Allow me a little bumper sticker theology – “No Jesus No Peace; Know Jesus Know Peace.” Meaning if we desire to know peace it only comes through knowing Christ. The world desires to know peace without Christ. No Jesus No Peace. Think back to Jesus’ words to His disciples in John 16:33 – “In Me you have peace. In the world you have tribulation.” It is impossible to have lasting peace apart from Jesus Christ. Consider the words of the Apostle Paul in Romans 5:1 – “Therefore, having been justified by faith, we have peace with God through our Lord Jesus Christ.”

TAKE COURAGE

My heart breaks today for all of those who have been affected by the senseless murders that took place yesterday. My heart breaks for the families that have their loved ones torn from their present lives. My heart breaks for a fellow pastor who wasn’t even there when his daughter’s life was taken. My heart breaks because I know, sadly, this will not be the last mass shooting we have to deal with.
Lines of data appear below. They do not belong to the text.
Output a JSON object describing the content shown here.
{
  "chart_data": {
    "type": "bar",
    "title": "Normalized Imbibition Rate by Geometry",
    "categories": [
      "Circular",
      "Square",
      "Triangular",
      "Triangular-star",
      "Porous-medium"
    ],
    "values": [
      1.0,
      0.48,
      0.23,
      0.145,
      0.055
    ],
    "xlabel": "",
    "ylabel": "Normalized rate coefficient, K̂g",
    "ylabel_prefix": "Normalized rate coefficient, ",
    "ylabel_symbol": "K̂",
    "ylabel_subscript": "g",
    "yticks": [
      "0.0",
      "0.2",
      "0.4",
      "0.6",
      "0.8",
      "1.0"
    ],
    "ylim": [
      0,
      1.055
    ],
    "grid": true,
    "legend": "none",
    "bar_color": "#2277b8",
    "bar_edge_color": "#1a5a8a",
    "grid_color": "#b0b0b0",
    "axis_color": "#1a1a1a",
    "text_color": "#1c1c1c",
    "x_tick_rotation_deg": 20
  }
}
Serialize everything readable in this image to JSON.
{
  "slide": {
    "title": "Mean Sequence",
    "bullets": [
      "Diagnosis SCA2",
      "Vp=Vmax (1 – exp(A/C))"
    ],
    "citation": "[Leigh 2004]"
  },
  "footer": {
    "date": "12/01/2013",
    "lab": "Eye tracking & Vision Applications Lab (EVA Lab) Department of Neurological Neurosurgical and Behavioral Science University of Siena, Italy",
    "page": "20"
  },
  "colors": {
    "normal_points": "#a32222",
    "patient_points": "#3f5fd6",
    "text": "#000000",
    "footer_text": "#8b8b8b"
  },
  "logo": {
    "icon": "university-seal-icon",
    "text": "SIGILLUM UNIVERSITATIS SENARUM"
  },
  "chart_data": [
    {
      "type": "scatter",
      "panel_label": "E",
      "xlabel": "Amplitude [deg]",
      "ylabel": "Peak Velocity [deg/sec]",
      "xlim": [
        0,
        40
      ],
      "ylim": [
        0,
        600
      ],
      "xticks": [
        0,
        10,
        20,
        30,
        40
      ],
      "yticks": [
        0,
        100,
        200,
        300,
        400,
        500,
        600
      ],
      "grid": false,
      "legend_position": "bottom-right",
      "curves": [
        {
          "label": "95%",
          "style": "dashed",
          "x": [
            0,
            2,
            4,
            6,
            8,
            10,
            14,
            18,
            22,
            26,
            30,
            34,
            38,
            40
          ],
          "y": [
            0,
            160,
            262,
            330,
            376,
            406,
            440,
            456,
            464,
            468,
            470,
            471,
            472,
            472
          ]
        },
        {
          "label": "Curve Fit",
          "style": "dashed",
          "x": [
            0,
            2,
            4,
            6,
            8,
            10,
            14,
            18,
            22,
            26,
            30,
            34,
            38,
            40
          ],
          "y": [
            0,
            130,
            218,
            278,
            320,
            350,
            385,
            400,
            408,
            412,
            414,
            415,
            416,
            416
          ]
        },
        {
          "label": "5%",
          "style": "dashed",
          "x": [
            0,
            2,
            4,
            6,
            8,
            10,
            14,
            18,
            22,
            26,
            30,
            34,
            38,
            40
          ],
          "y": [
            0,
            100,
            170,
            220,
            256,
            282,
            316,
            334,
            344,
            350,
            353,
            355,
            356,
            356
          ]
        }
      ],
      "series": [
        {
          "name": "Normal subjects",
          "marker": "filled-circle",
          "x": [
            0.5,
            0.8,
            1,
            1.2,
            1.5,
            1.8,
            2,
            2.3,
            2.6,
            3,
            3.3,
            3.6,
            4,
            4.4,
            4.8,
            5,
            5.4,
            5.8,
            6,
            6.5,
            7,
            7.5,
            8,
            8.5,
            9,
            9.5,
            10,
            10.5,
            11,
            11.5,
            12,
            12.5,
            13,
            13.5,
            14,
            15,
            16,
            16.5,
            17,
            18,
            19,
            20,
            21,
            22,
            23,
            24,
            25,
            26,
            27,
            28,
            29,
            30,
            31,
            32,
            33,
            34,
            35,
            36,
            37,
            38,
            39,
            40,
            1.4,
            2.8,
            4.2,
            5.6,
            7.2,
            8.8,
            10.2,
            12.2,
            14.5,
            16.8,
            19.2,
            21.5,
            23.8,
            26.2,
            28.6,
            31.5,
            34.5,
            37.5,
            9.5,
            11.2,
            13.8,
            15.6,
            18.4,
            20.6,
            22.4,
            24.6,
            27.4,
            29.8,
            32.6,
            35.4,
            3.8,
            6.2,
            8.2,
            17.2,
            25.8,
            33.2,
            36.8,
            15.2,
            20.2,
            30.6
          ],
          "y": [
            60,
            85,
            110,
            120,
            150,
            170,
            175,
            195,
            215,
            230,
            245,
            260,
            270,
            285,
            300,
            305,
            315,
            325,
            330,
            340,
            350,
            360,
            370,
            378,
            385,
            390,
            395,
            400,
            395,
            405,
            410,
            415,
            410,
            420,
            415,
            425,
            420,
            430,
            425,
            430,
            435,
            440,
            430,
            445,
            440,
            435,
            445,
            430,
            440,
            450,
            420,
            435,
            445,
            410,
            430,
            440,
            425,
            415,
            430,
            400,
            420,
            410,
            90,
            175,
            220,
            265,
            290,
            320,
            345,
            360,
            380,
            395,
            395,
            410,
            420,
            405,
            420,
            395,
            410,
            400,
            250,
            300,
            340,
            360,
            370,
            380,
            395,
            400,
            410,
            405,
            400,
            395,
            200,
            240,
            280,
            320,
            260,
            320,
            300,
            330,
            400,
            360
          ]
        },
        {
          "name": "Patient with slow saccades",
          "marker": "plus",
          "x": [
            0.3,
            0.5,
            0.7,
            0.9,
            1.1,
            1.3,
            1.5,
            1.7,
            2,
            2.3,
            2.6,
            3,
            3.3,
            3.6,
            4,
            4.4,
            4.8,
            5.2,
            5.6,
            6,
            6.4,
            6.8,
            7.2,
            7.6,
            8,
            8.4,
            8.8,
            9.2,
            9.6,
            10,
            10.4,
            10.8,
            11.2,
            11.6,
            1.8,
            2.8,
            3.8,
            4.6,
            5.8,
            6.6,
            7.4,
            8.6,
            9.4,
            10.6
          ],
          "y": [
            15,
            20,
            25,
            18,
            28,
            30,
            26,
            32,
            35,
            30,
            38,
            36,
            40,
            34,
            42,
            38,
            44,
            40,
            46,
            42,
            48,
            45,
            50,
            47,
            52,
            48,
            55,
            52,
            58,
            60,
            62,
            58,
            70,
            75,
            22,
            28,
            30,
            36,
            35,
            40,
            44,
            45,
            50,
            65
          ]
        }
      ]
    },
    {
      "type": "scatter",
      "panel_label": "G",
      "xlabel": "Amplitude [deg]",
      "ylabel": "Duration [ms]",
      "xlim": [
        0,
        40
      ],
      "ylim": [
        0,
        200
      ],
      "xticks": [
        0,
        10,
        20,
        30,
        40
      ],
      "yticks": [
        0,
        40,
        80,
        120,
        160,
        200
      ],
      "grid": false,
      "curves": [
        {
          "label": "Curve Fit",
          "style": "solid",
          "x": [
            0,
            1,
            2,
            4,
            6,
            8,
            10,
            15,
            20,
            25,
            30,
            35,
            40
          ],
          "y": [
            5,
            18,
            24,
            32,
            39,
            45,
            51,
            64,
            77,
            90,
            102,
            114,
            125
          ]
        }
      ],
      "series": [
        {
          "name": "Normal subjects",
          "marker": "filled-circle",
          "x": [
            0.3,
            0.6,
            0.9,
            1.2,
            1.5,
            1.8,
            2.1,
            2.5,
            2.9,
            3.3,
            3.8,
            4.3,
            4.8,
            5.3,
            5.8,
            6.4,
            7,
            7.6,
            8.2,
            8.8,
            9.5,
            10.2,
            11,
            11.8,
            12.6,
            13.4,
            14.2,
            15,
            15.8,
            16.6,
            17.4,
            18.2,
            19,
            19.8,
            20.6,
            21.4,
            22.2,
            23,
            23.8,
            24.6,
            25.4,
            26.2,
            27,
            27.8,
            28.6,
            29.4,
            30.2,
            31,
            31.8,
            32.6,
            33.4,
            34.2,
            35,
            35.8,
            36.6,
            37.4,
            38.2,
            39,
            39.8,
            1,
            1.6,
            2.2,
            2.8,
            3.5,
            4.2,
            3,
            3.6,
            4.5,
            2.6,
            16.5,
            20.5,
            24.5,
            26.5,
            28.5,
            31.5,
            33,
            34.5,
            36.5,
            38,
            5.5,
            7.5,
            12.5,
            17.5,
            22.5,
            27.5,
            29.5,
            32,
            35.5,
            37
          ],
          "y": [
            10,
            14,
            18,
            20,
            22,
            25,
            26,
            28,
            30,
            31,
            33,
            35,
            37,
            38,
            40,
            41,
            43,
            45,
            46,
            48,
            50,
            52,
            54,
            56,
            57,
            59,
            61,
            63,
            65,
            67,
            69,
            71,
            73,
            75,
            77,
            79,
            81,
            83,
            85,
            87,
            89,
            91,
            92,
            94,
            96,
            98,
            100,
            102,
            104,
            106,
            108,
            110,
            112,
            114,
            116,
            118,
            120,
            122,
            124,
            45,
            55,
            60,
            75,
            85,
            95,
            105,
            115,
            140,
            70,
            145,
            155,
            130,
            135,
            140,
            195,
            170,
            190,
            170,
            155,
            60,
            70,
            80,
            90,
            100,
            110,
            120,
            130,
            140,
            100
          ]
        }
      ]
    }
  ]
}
In his book The Problem of Pain, C.S. Lewis wrote

“God whispers to us in our pleasures, speaks in our conscience, but shouts in our pain; it is His megaphone to rouse a deaf world.”

C.S. Lewis

Christ is shouting to a world that desperately needs Him – “In Me you may have peace. In the world you have tribulation, but take courage; I have overcome the world.” My prayer is that you are “In Christ” my friends and you know the peace that only He provides.